There was always another job, another course to take, another trip to plan. She liked to tell herself she’d made all those restless, lateral moves to stimulate her mind. But in reality she’d done so simply to fill holes. Holes she hadn’t wanted to acknowledge. Holes she certainly hadn’t understood.
She had considered, carefully, whether she was doing the same now, using Naomi, the farm, even Gabe to plug those cracks in her life. Would she, as her family seemed to think, become disenchanted, dissatisfied with the routine, and move on yet again?
Or could she trust the feelings that were blooming inside her? The growing attachment to her mother, a simple, almost quiet evolution from anger and suspicion to affection and respect. Why not just accept that she’d found, and perhaps begun to earn, a place on the farm?
And Gabe? Wasn’t it possible to relax and enjoy what was happening between them? She’d had no doubts the night before when they’d tumbled into bed. No doubts when she’d turned lazily to him at dawn and made slow, languid love.
Perhaps it was that inflexible sense of values, her own unwavering perception of right and wrong. How could she allow Naomi to depend on her when she couldn’t be certain how long she’d stay? How could she take a lover and glory in lovemaking when neither of them had so much as whispered a word about love?
Maybe she was too rigid. If she couldn’t take pleasure in the moment without questioning every motive, what did that say about her own makeup? And was she sulking, just a little, because her ex-husband was being married, perhaps had already taken those vows a second time while she braided flowers into a gelding’s mane?
It was time to push that aside once and for all, she warned herself. Time to look forward. She wasn’t drifting now. She had a purpose—and questions that needed to be answered. She’d deal with them logically, starting at a twenty-year-old root. First thing Monday morning, she promised herself, she would make that call to Charles Rooney.
The rain had stopped again when they walked to the paddock. Watery sunlight sneaked through breaks in the clouds and fell on dripping eaves. Gutters rang musically and turned the ground to mud.
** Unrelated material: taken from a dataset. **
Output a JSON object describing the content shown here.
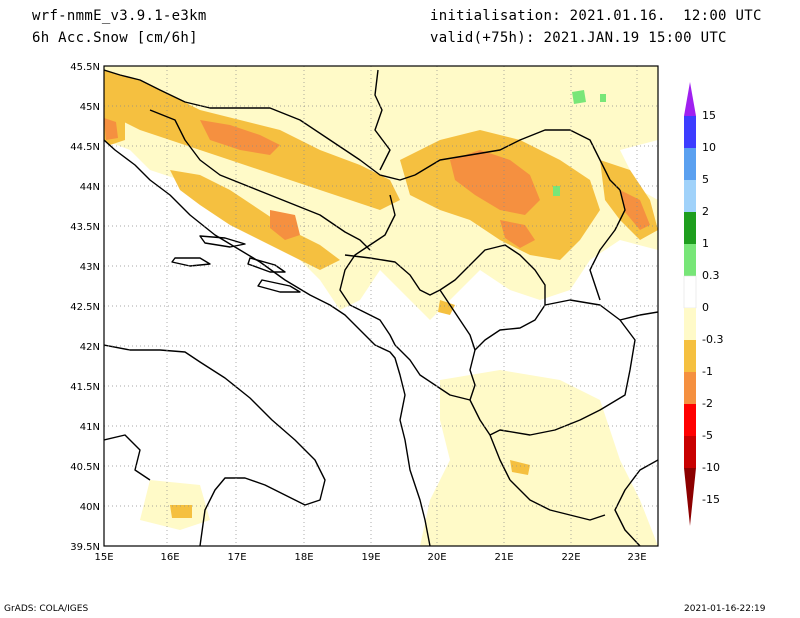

Kelsey sneaked a look at Boggs. He seemed old, more frail than he had two weeks before. She knew he’d been assigned as High Water’s groom as much for his skill as to help heal the wounds.
“The rain’s a plus,” she said, hoping to lift the shadows from his eyes. “High Water likes a wet track.” And so, she remembered, did Double.
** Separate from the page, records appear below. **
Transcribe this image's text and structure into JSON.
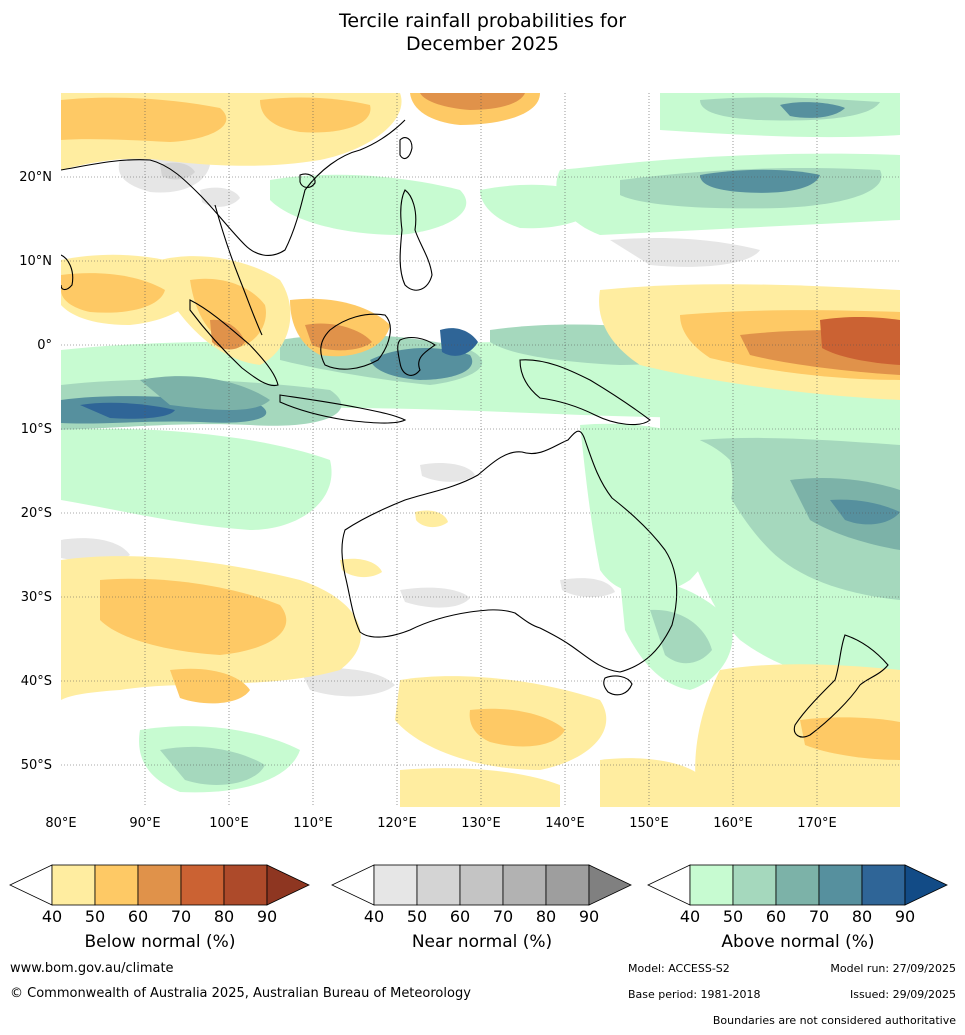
{
  "title_line1": "Tercile rainfall probabilities for",
  "title_line2": "December 2025",
  "map": {
    "lon_labels": [
      "80°E",
      "90°E",
      "100°E",
      "110°E",
      "120°E",
      "130°E",
      "140°E",
      "150°E",
      "160°E",
      "170°E"
    ],
    "lat_labels": [
      "20°N",
      "10°N",
      "0°",
      "10°S",
      "20°S",
      "30°S",
      "40°S",
      "50°S"
    ],
    "lon_range": [
      80,
      180
    ],
    "lat_range": [
      -55,
      30
    ]
  },
  "colorbars": {
    "ticks": [
      "40",
      "50",
      "60",
      "70",
      "80",
      "90"
    ],
    "below": {
      "label": "Below normal (%)",
      "colors": [
        "#ffffff",
        "#ffeda0",
        "#fec965",
        "#e0924a",
        "#cb6233",
        "#ad4a2a",
        "#8e3621"
      ]
    },
    "near": {
      "label": "Near normal (%)",
      "colors": [
        "#ffffff",
        "#e6e6e6",
        "#d4d4d4",
        "#c4c4c4",
        "#b2b2b2",
        "#9e9e9e",
        "#808080"
      ]
    },
    "above": {
      "label": "Above normal (%)",
      "colors": [
        "#ffffff",
        "#c7fbd1",
        "#a5d8bd",
        "#7cb2a8",
        "#56909e",
        "#2f6597",
        "#124b86"
      ]
    }
  },
  "footer": {
    "website": "www.bom.gov.au/climate",
    "copyright": "© Commonwealth of Australia 2025, Australian Bureau of Meteorology",
    "model": "Model: ACCESS-S2",
    "base_period": "Base period: 1981-2018",
    "model_run": "Model run: 27/09/2025",
    "issued": "Issued: 29/09/2025",
    "disclaimer": "Boundaries are not considered authoritative"
  }
}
“He’s a good colt.” Absently, Boggs patted his neck. “Steady and kind. Might be he’ll surprise us all today.”
“Last word, he was five to one.”
Boggs shrugged. He’d never paid much heed to the odds. “He ain’t run much this year, so they haven’t seen what he can do. Still, he’s finished in the money more times than not. He’ll move if he’s asked.”
But he’s no Pride. Boggs didn’t have to say it. Kelsey understood.
“Then I’ll
ask him.” Kelsey went to the colt’s head and held his bridle so that she could look in his eyes. They seemed so wise to her, and as Boggs had said, kind. “You’ll run, won’t you, boy? You’ll run as hard and as fast as you can. And that’s enough for anyone.”
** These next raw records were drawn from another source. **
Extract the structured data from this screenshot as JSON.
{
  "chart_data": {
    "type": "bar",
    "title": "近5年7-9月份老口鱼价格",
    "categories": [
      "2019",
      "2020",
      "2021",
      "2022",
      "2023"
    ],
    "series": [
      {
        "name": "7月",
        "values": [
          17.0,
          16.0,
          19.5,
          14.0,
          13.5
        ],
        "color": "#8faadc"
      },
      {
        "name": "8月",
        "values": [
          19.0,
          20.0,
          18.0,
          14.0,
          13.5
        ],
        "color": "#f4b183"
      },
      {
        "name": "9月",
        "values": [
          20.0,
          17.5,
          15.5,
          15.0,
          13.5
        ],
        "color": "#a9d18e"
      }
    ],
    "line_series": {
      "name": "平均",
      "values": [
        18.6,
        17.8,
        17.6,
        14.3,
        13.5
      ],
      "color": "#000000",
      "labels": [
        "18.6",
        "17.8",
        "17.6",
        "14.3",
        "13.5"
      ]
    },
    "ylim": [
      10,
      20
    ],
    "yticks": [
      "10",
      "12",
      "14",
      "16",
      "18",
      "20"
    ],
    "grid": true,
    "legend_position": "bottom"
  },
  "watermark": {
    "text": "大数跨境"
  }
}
“You’re not going to ask him to win?” Naomi laid a hand on Kelsey’s shoulder, a small gesture that still touched both of them.
“No. Sometimes the winning isn’t as important as the trying.” She spotted Reno standing to the side, his arm in a sling, his face haunted and pale. “I’ll meet you in the box in a minute.”
Kelsey crossed to him and took his free hand. “I was hoping I’d see you.”
“Couldn’t stay away.” He’d wanted to. The last thing he’d wanted was to stand on the sidelines and watch. “I figured to stay home, maybe catch the race on the tube. But I found myself in the car, driving out here.”
“We’ll have you up again soon, Reno.”